Severe Weather Preparedness Week
Preparing for severe weather can mean a lot of different things.
From having a family plan to knowing the evacuation plan at work to making sure enough emergency supplies are on hand, there are many things to do in preparing for the worst Mother Nature can bring.
However, with Severe Weather Preparedness Week running from now through Sunday, March 25, one Putnam County Emergency Management Agency official is hoping citizens will start at the basics.
“One thing people don’t realize sometimes is the difference between watches and warnings,” Capt. Russ Evans of CERT (Citizens Emergency Response Team) and EMA said. “From our side of the table, we want people to know the wording.”
As defined by the National Weather Service (NWS), “a watch is issued when conditions become favorable for severe weather.”
Evans points out that a watch is broad in its scope, often covering several counties or a large portion of the state. It can also last for several hours.
On the other hand, “a warning is issued when severe weather is occurring or is imminent based on Nationl Weather Service Doppler radar or spotter reports.”
Warnings are usually short and cover a small area, Evans said.
“It’s like at school, if you get a warning from the principal, you’re going to take it seriously,” Evans said. “Or if a police officer hands you a warning ticket, it’s an eye opener.”
While watches and warnings can cover a variety of weather-related incidents, it’s helpful to use tornadoes as an example of the difference in the two awareness levels.

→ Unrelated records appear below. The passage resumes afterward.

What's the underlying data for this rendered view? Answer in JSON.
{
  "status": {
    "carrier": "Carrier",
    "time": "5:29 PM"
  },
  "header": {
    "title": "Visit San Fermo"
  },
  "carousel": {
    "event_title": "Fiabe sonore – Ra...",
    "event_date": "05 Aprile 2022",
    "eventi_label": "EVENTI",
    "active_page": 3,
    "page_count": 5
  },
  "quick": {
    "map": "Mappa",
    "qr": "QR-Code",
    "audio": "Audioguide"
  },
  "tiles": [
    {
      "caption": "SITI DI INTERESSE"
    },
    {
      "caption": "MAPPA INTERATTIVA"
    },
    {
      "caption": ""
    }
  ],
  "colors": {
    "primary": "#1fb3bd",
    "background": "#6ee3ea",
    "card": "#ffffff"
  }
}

A watch means that based on weather conditions, things could lead to a tornado. A warning is even more serious in that a tornado, or at least a funnel cloud, has been spotted in your area.
“And if we get a warning,” Evans said, “don’t go outside and look around.”
Coinciding with the start of spring, Severe Weather Preparedness Week is a chance to plan for the worst of severe weather, which often strikes during spring and summer.
Besides a reminder about the simple wording, the week allows for some much more advanced planning for anyone who chooses to take part.
On Tuesday, statewide tornado drills involving the activation of community weather sirens will take place at 10:15 a.m. and 7:35 p.m.
Evans said schools and businesses are encouraged to participate. It’s a time for students and employees to get a reminder of what to do and where to go should a tornado or other disaster strikes.
Officials hope that such activity will spur some thinking and talking about a plan for home.
“If you’re at home, you need to know to go to the basement or an interior room,” Evans said.
He encouraged families to use some time this week to have a serious talk about disaster planning.
“People need to have a plan,” Evans said. “Put the phones to the side and have a nice, talkative dinner.
“Ask them what they do at school. What do we do at home? What if Mom and Dad aren’t home? What if cell towers are out?”
Anyone wanting more information about planning for severe weather is encouraged to visit the National Weather Service at www.weather.gov.
“If we can get two or three people to think about it, we’ve done our job,” Evans said.